"From the endpoints of diameter OO′of the outer circle we construct, on the same side, two tangents to the inner circle. Prove they are perpendicular.
I think
Since the base of the triangle is the diameter the angle would be worth $90^o$ . But since it would be a very simple solution, he put the angle outside the circumference. I believe that the idea here would be to show that the tangents are perpendicular to each other and therefore $x$ would be worth $90^o$ and belong to the circumference. But I couldn't do this demosntration
To help with the simplified resolution that was posted.
$\triangle YO'P: YP^2 = (R+x)^2 - r^2$
T.Fuss: $\dfrac{R+x}{R-x} = \dfrac{\sqrt{(R+x)^2-r^2}}r = \dfrac{YP}{r} = cotg(\angle XYZ) = \frac1{\dfrac{R-x}{R+x}} = tg (\angle XZY)$
$\triangle ZQO': ZQ^2 + r^2 = (R-x)^2 \implies ZQ = \sqrt{(R-x)^2 - r^2}$
T.Fuss: $\dfrac{R-x}{R+x} = \dfrac{\sqrt{(R-x)^2- r^2}}r = \dfrac{ZQ}r = cotg(\angle XZY)$
$\therefore \angle XZY + \angle XYZ = 90^{\circ} \implies \angle ZXY = 90^{\circ}$
(Credits: FelipeMartin)
Let $r,R,X$ be the inradius, circumradius and $OO'$.
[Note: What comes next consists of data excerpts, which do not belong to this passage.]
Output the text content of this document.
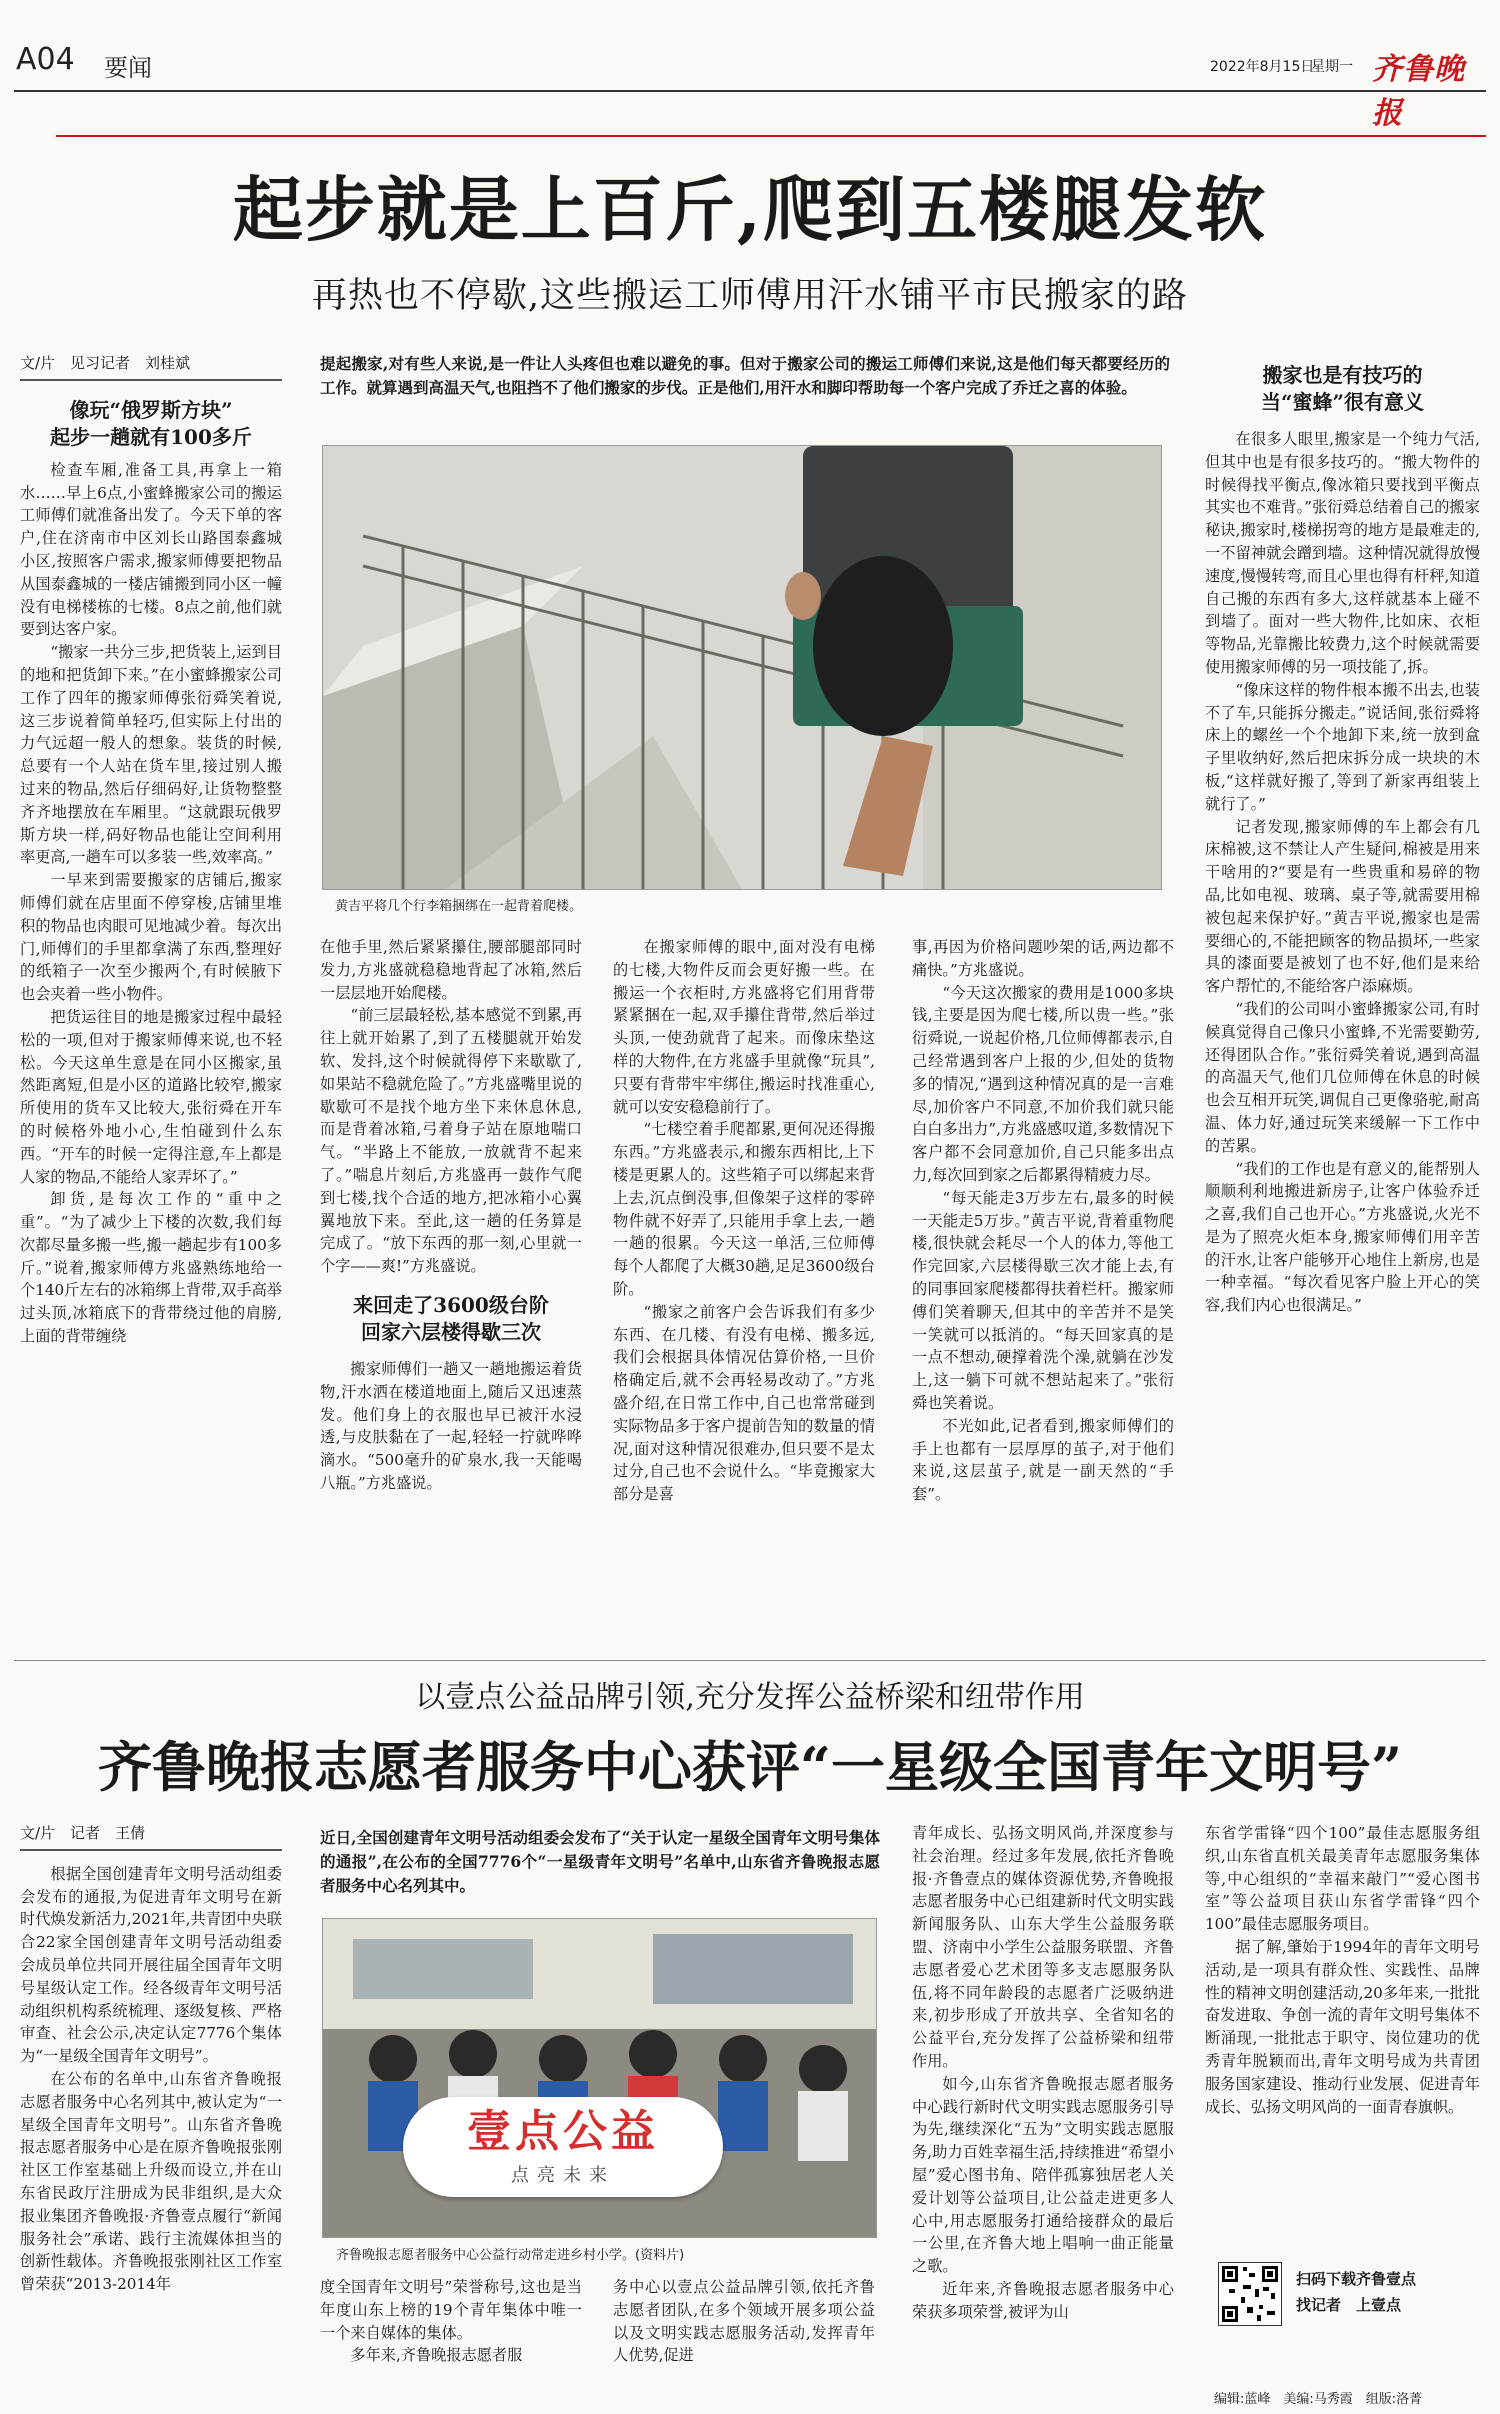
A04 要闻	2022年8月15日
星期一 齐鲁晚报
起步就是上百斤,爬到五楼腿发软
再热也不停歇,这些搬运工师傅用汗水铺平市民搬家的路
文/片　见习记者　刘桂斌
像玩“俄罗斯方块”
起步一趟就有100多斤

检查车厢,准备工具,再拿上一箱水……早上6点,小蜜蜂搬家公司的搬运工师傅们就准备出发了。今天下单的客户,住在济南市中区刘长山路国泰鑫城小区,按照客户需求,搬家师傅要把物品从国泰鑫城的一楼店铺搬到同小区一幢没有电梯楼栋的七楼。8点之前,他们就要到达客户家。

“搬家一共分三步,把货装上,运到目的地和把货卸下来。”在小蜜蜂搬家公司工作了四年的搬家师傅张衍舜笑着说,这三步说着简单轻巧,但实际上付出的力气远超一般人的想象。装货的时候,总要有一个人站在货车里,接过别人搬过来的物品,然后仔细码好,让货物整整齐齐地摆放在车厢里。“这就跟玩俄罗斯方块一样,码好物品也能让空间利用率更高,一趟车可以多装一些,效率高。”

一早来到需要搬家的店铺后,搬家师傅们就在店里面不停穿梭,店铺里堆积的物品也肉眼可见地减少着。每次出门,师傅们的手里都拿满了东西,整理好的纸箱子一次至少搬两个,有时候腋下也会夹着一些小物件。

把货运往目的地是搬家过程中最轻松的一项,但对于搬家师傅来说,也不轻松。今天这单生意是在同小区搬家,虽然距离短,但是小区的道路比较窄,搬家所使用的货车又比较大,张衍舜在开车的时候格外地小心,生怕碰到什么东西。“开车的时候一定得注意,车上都是人家的物品,不能给人家弄坏了。”

卸货,是每次工作的“重中之重”。“为了减少上下楼的次数,我们每次都尽量多搬一些,搬一趟起步有100多斤。”说着,搬家师傅方兆盛熟练地给一个140斤左右的冰箱绑上背带,双手高举过头顶,冰箱底下的背带绕过他的肩膀,上面的背带缠绕

提起搬家,对有些人来说,是一件让人头疼但也难以避免的事。但对于搬家公司的搬运工师傅们来说,这是他们每天都要经历的工作。就算遇到高温天气,也阻挡不了他们搬家的步伐。正是他们,用汗水和脚印帮助每一个客户完成了乔迁之喜的体验。
黄吉平将几个行李箱捆绑在一起背着爬楼。

在他手里,然后紧紧攥住,腰部腿部同时发力,方兆盛就稳稳地背起了冰箱,然后一层层地开始爬楼。

“前三层最轻松,基本感觉不到累,再往上就开始累了,到了五楼腿就开始发软、发抖,这个时候就得停下来歇歇了,如果站不稳就危险了。”方兆盛嘴里说的歇歇可不是找个地方坐下来休息休息,而是背着冰箱,弓着身子站在原地喘口气。“半路上不能放,一放就背不起来了。”喘息片刻后,方兆盛再一鼓作气爬到七楼,找个合适的地方,把冰箱小心翼翼地放下来。至此,这一趟的任务算是完成了。“放下东西的那一刻,心里就一个字——爽!”方兆盛说。

来回走了3600级台阶
回家六层楼得歇三次

搬家师傅们一趟又一趟地搬运着货物,汗水洒在楼道地面上,随后又迅速蒸发。他们身上的衣服也早已被汗水浸透,与皮肤黏在了一起,轻轻一拧就哗哗滴水。“500毫升的矿泉水,我一天能喝八瓶。”方兆盛说。

在搬家师傅的眼中,面对没有电梯的七楼,大物件反而会更好搬一些。在搬运一个衣柜时,方兆盛将它们用背带紧紧捆在一起,双手攥住背带,然后举过头顶,一使劲就背了起来。而像床垫这样的大物件,在方兆盛手里就像“玩具”,只要有背带牢牢绑住,搬运时找准重心,就可以安安稳稳前行了。

“七楼空着手爬都累,更何况还得搬东西。”方兆盛表示,和搬东西相比,上下楼是更累人的。这些箱子可以绑起来背上去,沉点倒没事,但像架子这样的零碎物件就不好弄了,只能用手拿上去,一趟一趟的很累。今天这一单活,三位师傅每个人都爬了大概30趟,足足3600级台阶。

“搬家之前客户会告诉我们有多少东西、在几楼、有没有电梯、搬多远,我们会根据具体情况估算价格,一旦价格确定后,就不会再轻易改动了。”方兆盛介绍,在日常工作中,自己也常常碰到实际物品多于客户提前告知的数量的情况,面对这种情况很难办,但只要不是太过分,自己也不会说什么。“毕竟搬家大部分是喜

事,再因为价格问题吵架的话,两边都不痛快。”方兆盛说。

“今天这次搬家的费用是1000多块钱,主要是因为爬七楼,所以贵一些。”张衍舜说,一说起价格,几位师傅都表示,自己经常遇到客户上报的少,但处的货物多的情况,“遇到这种情况真的是一言难尽,加价客户不同意,不加价我们就只能白白多出力”,方兆盛感叹道,多数情况下客户都不会同意加价,自己只能多出点力,每次回到家之后都累得精疲力尽。

“每天能走3万步左右,最多的时候一天能走5万步。”黄吉平说,背着重物爬楼,很快就会耗尽一个人的体力,等他工作完回家,六层楼得歇三次才能上去,有的同事回家爬楼都得扶着栏杆。搬家师傅们笑着聊天,但其中的辛苦并不是笑一笑就可以抵消的。“每天回家真的是一点不想动,硬撑着洗个澡,就躺在沙发上,这一躺下可就不想站起来了。”张衍舜也笑着说。

不光如此,记者看到,搬家师傅们的手上也都有一层厚厚的茧子,对于他们来说,这层茧子,就是一副天然的“手套”。

搬家也是有技巧的
当“蜜蜂”很有意义

在很多人眼里,搬家是一个纯力气活,但其中也是有很多技巧的。“搬大物件的时候得找平衡点,像冰箱只要找到平衡点其实也不难背。”张衍舜总结着自己的搬家秘诀,搬家时,楼梯拐弯的地方是最难走的,一不留神就会蹭到墙。这种情况就得放慢速度,慢慢转弯,而且心里也得有杆秤,知道自己搬的东西有多大,这样就基本上碰不到墙了。面对一些大物件,比如床、衣柜等物品,光靠搬比较费力,这个时候就需要使用搬家师傅的另一项技能了,拆。

“像床这样的物件根本搬不出去,也装不了车,只能拆分搬走。”说话间,张衍舜将床上的螺丝一个个地卸下来,统一放到盒子里收纳好,然后把床拆分成一块块的木板,“这样就好搬了,等到了新家再组装上就行了。”

记者发现,搬家师傅的车上都会有几床棉被,这不禁让人产生疑问,棉被是用来干啥用的?“要是有一些贵重和易碎的物品,比如电视、玻璃、桌子等,就需要用棉被包起来保护好。”黄吉平说,搬家也是需要细心的,不能把顾客的物品损坏,一些家具的漆面要是被划了也不好,他们是来给客户帮忙的,不能给客户添麻烦。

“我们的公司叫小蜜蜂搬家公司,有时候真觉得自己像只小蜜蜂,不光需要勤劳,还得团队合作。”张衍舜笑着说,遇到高温的高温天气,他们几位师傅在休息的时候也会互相开玩笑,调侃自己更像骆驼,耐高温、体力好,通过玩笑来缓解一下工作中的苦累。

“我们的工作也是有意义的,能帮别人顺顺利利地搬进新房子,让客户体验乔迁之喜,我们自己也开心。”方兆盛说,火光不是为了照亮火炬本身,搬家师傅们用辛苦的汗水,让客户能够开心地住上新房,也是一种幸福。“每次看见客户脸上开心的笑容,我们内心也很满足。”

以壹点公益品牌引领,充分发挥公益桥梁和纽带作用
齐鲁晚报志愿者服务中心获评“一星级全国青年文明号”
文/片　记者　王倩

根据全国创建青年文明号活动组委会发布的通报,为促进青年文明号在新时代焕发新活力,2021年,共青团中央联合22家全国创建青年文明号活动组委会成员单位共同开展往届全国青年文明号星级认定工作。经各级青年文明号活动组织机构系统梳理、逐级复核、严格审查、社会公示,决定认定7776个集体为“一星级全国青年文明号”。

在公布的名单中,山东省齐鲁晚报志愿者服务中心名列其中,被认定为“一星级全国青年文明号”。山东省齐鲁晚报志愿者服务中心是在原齐鲁晚报张刚社区工作室基础上升级而设立,并在山东省民政厅注册成为民非组织,是大众报业集团齐鲁晚报·齐鲁壹点履行“新闻服务社会”承诺、践行主流媒体担当的创新性载体。齐鲁晚报张刚社区工作室曾荣获“2013-2014年

近日,全国创建青年文明号活动组委会发布了“关于认定一星级全国青年文明号集体的通报”,在公布的全国7776个“一星级青年文明号”名单中,山东省齐鲁晚报志愿者服务中心名列其中。
壹点公益
点亮未来
齐鲁晚报志愿者服务中心公益行动常走进乡村小学。(资料片)

度全国青年文明号”荣誉称号,这也是当年度山东上榜的19个青年集体中唯一一个来自媒体的集体。

多年来,齐鲁晚报志愿者服

务中心以壹点公益品牌引领,依托齐鲁志愿者团队,在多个领域开展多项公益以及文明实践志愿服务活动,发挥青年人优势,促进

青年成长、弘扬文明风尚,并深度参与社会治理。经过多年发展,依托齐鲁晚报·齐鲁壹点的媒体资源优势,齐鲁晚报志愿者服务中心已组建新时代文明实践新闻服务队、山东大学生公益服务联盟、济南中小学生公益服务联盟、齐鲁志愿者爱心艺术团等多支志愿服务队伍,将不同年龄段的志愿者广泛吸纳进来,初步形成了开放共享、全省知名的公益平台,充分发挥了公益桥梁和纽带作用。

如今,山东省齐鲁晚报志愿者服务中心践行新时代文明实践志愿服务引导为先,继续深化“五为”文明实践志愿服务,助力百姓幸福生活,持续推进“希望小屋”爱心图书角、陪伴孤寡独居老人关爱计划等公益项目,让公益走进更多人心中,用志愿服务打通给接群众的最后一公里,在齐鲁大地上唱响一曲正能量之歌。

近年来,齐鲁晚报志愿者服务中心荣获多项荣誉,被评为山

东省学雷锋“四个100”最佳志愿服务组织,山东省直机关最美青年志愿服务集体等,中心组织的“幸福来敲门”“爱心图书室”等公益项目获山东省学雷锋“四个100”最佳志愿服务项目。

据了解,肇始于1994年的青年文明号活动,是一项具有群众性、实践性、品牌性的精神文明创建活动,20多年来,一批批奋发进取、争创一流的青年文明号集体不断涌现,一批批志于职守、岗位建功的优秀青年脱颖而出,青年文明号成为共青团服务国家建设、推动行业发展、促进青年成长、弘扬文明风尚的一面青春旗帜。

扫码下载齐鲁壹点
找记者　上壹点
编辑:蓝峰　美编:马秀霞　组版:洛菁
By Fuss' Theorem for bicentric quadrilaterals $$\frac{1}{(R-X)^2}+\frac{1}{(R+X)^2}=\frac{1}{r^2}.$$ This can be rewritten as $$\frac{R+X}{R-X}=\frac{\sqrt{(R+X)^2-r^2}}{r}.$$
In the triangle containing angle $x$ draw in the lines of length $r$ from $O'$ to the opposite sides of the triangle. This produces two right-angled triangles and the above equation shows that these are similar.
This immediately gives $x=90^0$.